Он медленно сошел с крыльца:
— Извините.
И зашагал прочь, засунув руки в карманы куртки. «Совсем молоденький, а дело мужское делает…» Как, должно быть, не хотел идти сюда, спрашивать…
Одет бедненько. Заработок, наверно, матери отдает.
Широкая окраинная улица была пуста и бела. Деревянные заборы, домики в два, в три окошка. Лампочки на воротах озаряют белые дощечки с номерами. Черная водокачка на углу. Тихо. Окликнуть: «Саша!» — он бы услышал… Привести его в дом, усадить, расспросить попросту, по-бабьи: как тебе, Саша, живется, не обижает ли тебя Геня… Чувство стыда перед ним помешало Дорофее это сделать. Она закрыла дверь, вернулась в комнаты и только тогда почувствовала, как пробрало ее морозом, пока она стояла там…

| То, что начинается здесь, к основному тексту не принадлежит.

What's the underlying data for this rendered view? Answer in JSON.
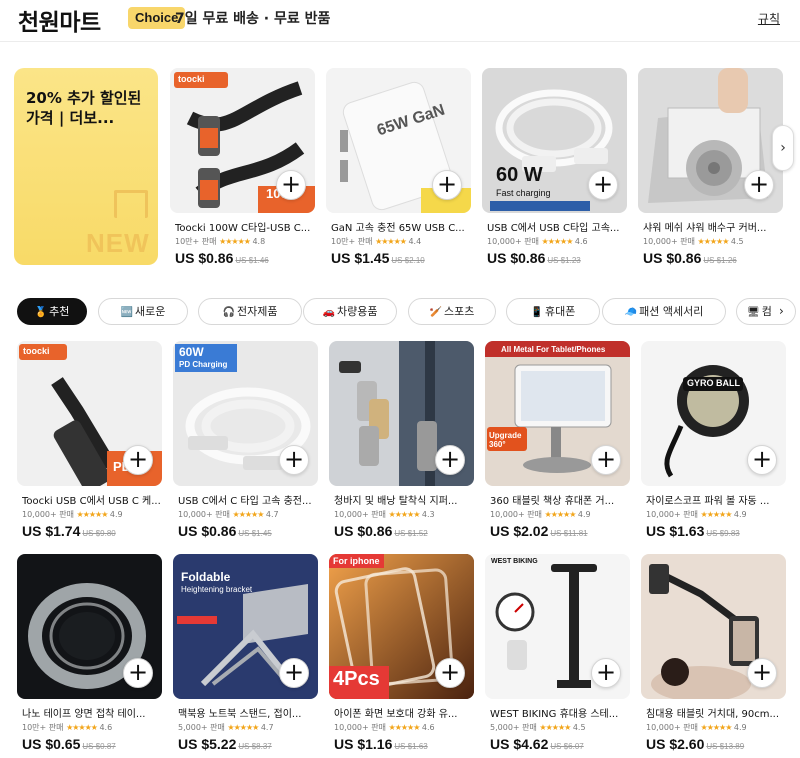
{
  "header": {
    "brand": "천원마트",
    "choice_badge": "Choice",
    "delivery": "7일 무료 배송 · 무료 반품",
    "rules_link": "규칙"
  },
  "promo": {
    "text": "20% 추가 할인된 가격 | 더보...",
    "badge": "NEW"
  },
  "top_products": [
    {
      "title": "Toocki 100W C타입-USB C...",
      "sold": "10만+ 판매",
      "rating": "4.8",
      "price": "US $0.86",
      "old_price": "US $1.46",
      "brand_label": "toocki",
      "badge_text": "100W"
    },
    {
      "title": "GaN 고속 충전 65W USB C...",
      "sold": "10만+ 판매",
      "rating": "4.4",
      "price": "US $1.45",
      "old_price": "US $2.10",
      "brand_label": "65W GaN"
    },
    {
      "title": "USB C에서 USB C타입 고속...",
      "sold": "10,000+ 판매",
      "rating": "4.6",
      "price": "US $0.86",
      "old_price": "US $1.23",
      "badge_text": "60 W",
      "caption": "Fast charging"
    },
    {
      "title": "샤워 메쉬 샤워 배수구 커버...",
      "sold": "10,000+ 판매",
      "rating": "4.5",
      "price": "US $0.86",
      "old_price": "US $1.26"
    }
  ],
  "categories": [
    {
      "icon": "medal-icon",
      "glyph": "🏅",
      "label": "추천",
      "active": true
    },
    {
      "icon": "new-icon",
      "glyph": "🆕",
      "label": "새로운"
    },
    {
      "icon": "headphones-icon",
      "glyph": "🎧",
      "label": "전자제품"
    },
    {
      "icon": "car-icon",
      "glyph": "🚗",
      "label": "차량용품"
    },
    {
      "icon": "sports-icon",
      "glyph": "🏏",
      "label": "스포츠"
    },
    {
      "icon": "phone-icon",
      "glyph": "📱",
      "label": "휴대폰"
    },
    {
      "icon": "cap-icon",
      "glyph": "🧢",
      "label": "패션 액세서리"
    },
    {
      "icon": "computer-icon",
      "glyph": "🖥",
      "label": "컴"
    }
  ],
  "grid_products": [
    {
      "title": "Toocki USB C에서 USB C 케...",
      "sold": "10,000+ 판매",
      "rating": "4.9",
      "price": "US $1.74",
      "old_price": "US $9.80",
      "brand_label": "toocki",
      "badge_text": "PD"
    },
    {
      "title": "USB C에서 C 타입 고속 충전...",
      "sold": "10,000+ 판매",
      "rating": "4.7",
      "price": "US $0.86",
      "old_price": "US $1.45",
      "badge_text": "60W",
      "caption": "PD Charging"
    },
    {
      "title": "청바지 및 배낭 탈착식 지퍼...",
      "sold": "10,000+ 판매",
      "rating": "4.3",
      "price": "US $0.86",
      "old_price": "US $1.52"
    },
    {
      "title": "360 태블릿 책상 휴대폰 거...",
      "sold": "10,000+ 판매",
      "rating": "4.9",
      "price": "US $2.02",
      "old_price": "US $11.81",
      "caption": "All Metal For Tablet/Phones",
      "badge_text": "Upgrade 360°"
    },
    {
      "title": "자이로스코프 파워 볼 자동 ...",
      "sold": "10,000+ 판매",
      "rating": "4.9",
      "price": "US $1.63",
      "old_price": "US $9.83",
      "caption": "GYRO BALL"
    },
    {
      "title": "나노 테이프 양면 접착 테이...",
      "sold": "10만+ 판매",
      "rating": "4.6",
      "price": "US $0.65",
      "old_price": "US $0.87"
    },
    {
      "title": "맥북용 노트북 스탠드, 접이...",
      "sold": "5,000+ 판매",
      "rating": "4.7",
      "price": "US $5.22",
      "old_price": "US $8.37",
      "caption": "Foldable",
      "sub_caption": "Heightening bracket"
    },
    {
      "title": "아이폰 화면 보호대 강화 유...",
      "sold": "10,000+ 판매",
      "rating": "4.6",
      "price": "US $1.16",
      "old_price": "US $1.63",
      "caption": "For iphone",
      "badge_text": "4Pcs"
    },
    {
      "title": "WEST BIKING 휴대용 스테...",
      "sold": "5,000+ 판매",
      "rating": "4.5",
      "price": "US $4.62",
      "old_price": "US $6.07",
      "brand_label": "WEST BIKING"
    },
    {
      "title": "침대용 태블릿 거치대, 90cm...",
      "sold": "10,000+ 판매",
      "rating": "4.9",
      "price": "US $2.60",
      "old_price": "US $13.89"
    }
  ],
  "ui": {
    "plus": "+",
    "stars": "★★★★★",
    "next_arrow": "›"
  },
  "colors": {
    "choice": "#f8d66b",
    "star": "#f2a51a",
    "promo_bg": "#f8da67"
  }
}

И вдруг немила стала ей суматоха в доме, этот стол с бутылками, шумные девицы. «Кто, кто пришел?» — закричали девицы. «Никто!» — ответила она и прошла в спальню. Сидела на сундуке (стулья все унесли в столовую), подперев подбородок маленьким крепким кулаком. Стояло в глазах серьезное детское лицо с добрыми губами… Вот, Геня, какое доверие к тебе: подозревают, что ты от них скрываешься. Успел, значит, и там себя зарекомендовать. Геня, всем от тебя мука, что же это такое…
Дорофее сорок восемь лет. Она среднего роста, худенькая. Смугла. Легко смеется, легко туманится. Походка девичья. Волосы темно-русые, подстриженные, на концах завиваются в кольца. Пробор сбоку, и одна прядь, с колечком на конце, заложена за маленькое ухо.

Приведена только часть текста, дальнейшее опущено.